I wanted a podcast on how suspense is created within “The Monkey’s Paw” by W.W. Jacobs and “The Lottery” by Shirley Jackson. I uploaded these two stories in .pdf format as well as this TED Ed video on the same topic (linked here).

I also prompted LM to focus the podcast for a Grade 10 audience who need an introduction to what suspense is.

The podcast is linked here.

I was surprised at how natural the ‘podcasters’ voices sounded. Aside from a few “Right’s” that were awkwardly placed and too fast, they sounded like normal, if slightly ‘bland’ human voices. If I didn’t know an AI made this, I could easily have been convinced otherwise.

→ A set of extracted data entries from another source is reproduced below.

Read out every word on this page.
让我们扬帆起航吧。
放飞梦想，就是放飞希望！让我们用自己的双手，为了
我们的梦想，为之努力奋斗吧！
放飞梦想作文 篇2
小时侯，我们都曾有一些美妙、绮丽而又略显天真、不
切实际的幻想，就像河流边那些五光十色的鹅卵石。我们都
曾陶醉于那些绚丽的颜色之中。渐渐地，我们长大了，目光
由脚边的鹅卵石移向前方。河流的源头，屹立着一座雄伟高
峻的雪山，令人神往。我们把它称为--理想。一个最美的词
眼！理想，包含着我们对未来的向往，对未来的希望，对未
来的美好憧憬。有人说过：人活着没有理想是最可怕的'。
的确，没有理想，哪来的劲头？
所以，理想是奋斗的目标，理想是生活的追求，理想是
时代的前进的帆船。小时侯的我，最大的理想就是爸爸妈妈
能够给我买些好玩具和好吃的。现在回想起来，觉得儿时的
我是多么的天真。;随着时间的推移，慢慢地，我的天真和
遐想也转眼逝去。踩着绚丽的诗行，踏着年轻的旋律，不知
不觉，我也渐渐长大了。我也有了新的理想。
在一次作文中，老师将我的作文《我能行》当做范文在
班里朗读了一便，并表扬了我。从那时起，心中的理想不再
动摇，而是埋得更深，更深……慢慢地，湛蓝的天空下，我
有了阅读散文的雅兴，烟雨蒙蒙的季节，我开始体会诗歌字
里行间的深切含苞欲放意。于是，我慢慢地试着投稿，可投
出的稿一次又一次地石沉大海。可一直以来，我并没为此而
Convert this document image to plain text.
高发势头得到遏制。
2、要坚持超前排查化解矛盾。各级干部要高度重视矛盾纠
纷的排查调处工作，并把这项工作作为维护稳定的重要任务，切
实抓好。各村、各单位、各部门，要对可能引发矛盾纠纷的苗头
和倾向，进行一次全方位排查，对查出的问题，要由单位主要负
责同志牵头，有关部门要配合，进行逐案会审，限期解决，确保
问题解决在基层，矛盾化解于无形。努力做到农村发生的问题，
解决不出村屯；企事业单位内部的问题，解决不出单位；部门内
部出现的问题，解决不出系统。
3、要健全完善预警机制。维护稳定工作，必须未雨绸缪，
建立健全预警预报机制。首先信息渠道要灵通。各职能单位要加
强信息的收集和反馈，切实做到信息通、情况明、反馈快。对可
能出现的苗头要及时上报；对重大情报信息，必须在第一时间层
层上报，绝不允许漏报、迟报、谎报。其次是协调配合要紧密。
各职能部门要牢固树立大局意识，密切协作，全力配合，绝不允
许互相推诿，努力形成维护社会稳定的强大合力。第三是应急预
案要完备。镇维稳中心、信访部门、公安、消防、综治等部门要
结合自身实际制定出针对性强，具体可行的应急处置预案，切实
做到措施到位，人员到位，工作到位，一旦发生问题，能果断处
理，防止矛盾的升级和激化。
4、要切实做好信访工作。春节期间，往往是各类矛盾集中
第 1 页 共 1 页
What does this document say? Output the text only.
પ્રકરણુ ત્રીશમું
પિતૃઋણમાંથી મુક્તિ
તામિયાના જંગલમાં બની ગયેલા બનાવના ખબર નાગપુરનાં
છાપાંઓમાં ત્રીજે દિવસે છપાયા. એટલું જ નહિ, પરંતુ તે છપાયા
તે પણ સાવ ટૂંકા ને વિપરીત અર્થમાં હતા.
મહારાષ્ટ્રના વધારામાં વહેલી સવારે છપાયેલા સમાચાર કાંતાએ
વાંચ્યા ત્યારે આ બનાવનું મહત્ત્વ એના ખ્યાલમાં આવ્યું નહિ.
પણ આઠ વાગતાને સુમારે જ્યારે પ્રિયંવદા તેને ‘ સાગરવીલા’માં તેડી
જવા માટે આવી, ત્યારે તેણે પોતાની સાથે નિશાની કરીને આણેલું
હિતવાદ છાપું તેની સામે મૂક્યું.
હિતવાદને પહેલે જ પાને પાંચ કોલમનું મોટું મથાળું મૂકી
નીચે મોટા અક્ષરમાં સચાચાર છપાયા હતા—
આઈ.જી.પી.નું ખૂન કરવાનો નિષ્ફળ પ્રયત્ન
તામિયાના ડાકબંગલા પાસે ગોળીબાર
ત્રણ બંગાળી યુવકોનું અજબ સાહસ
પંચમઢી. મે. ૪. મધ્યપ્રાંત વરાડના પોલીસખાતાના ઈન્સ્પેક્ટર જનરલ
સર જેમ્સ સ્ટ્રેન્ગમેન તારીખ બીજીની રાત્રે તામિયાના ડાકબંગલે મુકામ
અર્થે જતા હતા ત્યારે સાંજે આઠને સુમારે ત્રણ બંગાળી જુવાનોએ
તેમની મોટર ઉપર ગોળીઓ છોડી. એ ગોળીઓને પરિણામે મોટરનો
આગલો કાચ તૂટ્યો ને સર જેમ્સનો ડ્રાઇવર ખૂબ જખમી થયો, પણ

Overall, the podcast was accurate to the material. It accurately communicated what suspense is, and even had some applicable examples for a high school student (the feeling of waiting for a test to be handed back). It gave a serviceable analysis of how suspense operates within “The Monkey’s Paw,” and even applied the relevant portions of the TED Ed video to it.

Its analysis of “The Monkey’s Paw” had some holes, however. In one instance, the ‘podcasters’ analyse a detail of a strange man hanging around White’s door. The way the ‘podcasters’ frame this character implies that he is a clue in a series of events towards a much larger payoff. While this is- on a surface level- accurate, the stranger in Jacob’s story is there to inform the White’s of their son’s death at the factory. Instead, the podcast frames it in murder mystery-esque terms, misrepresenting the story.

Little errors like this make it important for the instructor to periodically pause the recording and correct any misunderstandings before students internalize them.

Moreover, there was no mention of “The Lottery.”

I was left in suspense for the podcast, wondering when Jackson’s story would appear. Alas, it did not.

If I was to use an AI podcast in my teaching, I would absolutely take the time to listen to it first. Twenty minutes of focused instruction is one thing for students, it’s another to assign a podcast on a story that is never mentioned.

While LM glazed over a third of it’s assigned sources, the AI podcast feature can be an effective tool in a TOC’s toolkit. In about 10 minutes (considering loading time), I was able to compile three sources to create a relatively focused and somewhat engaging teaching resource.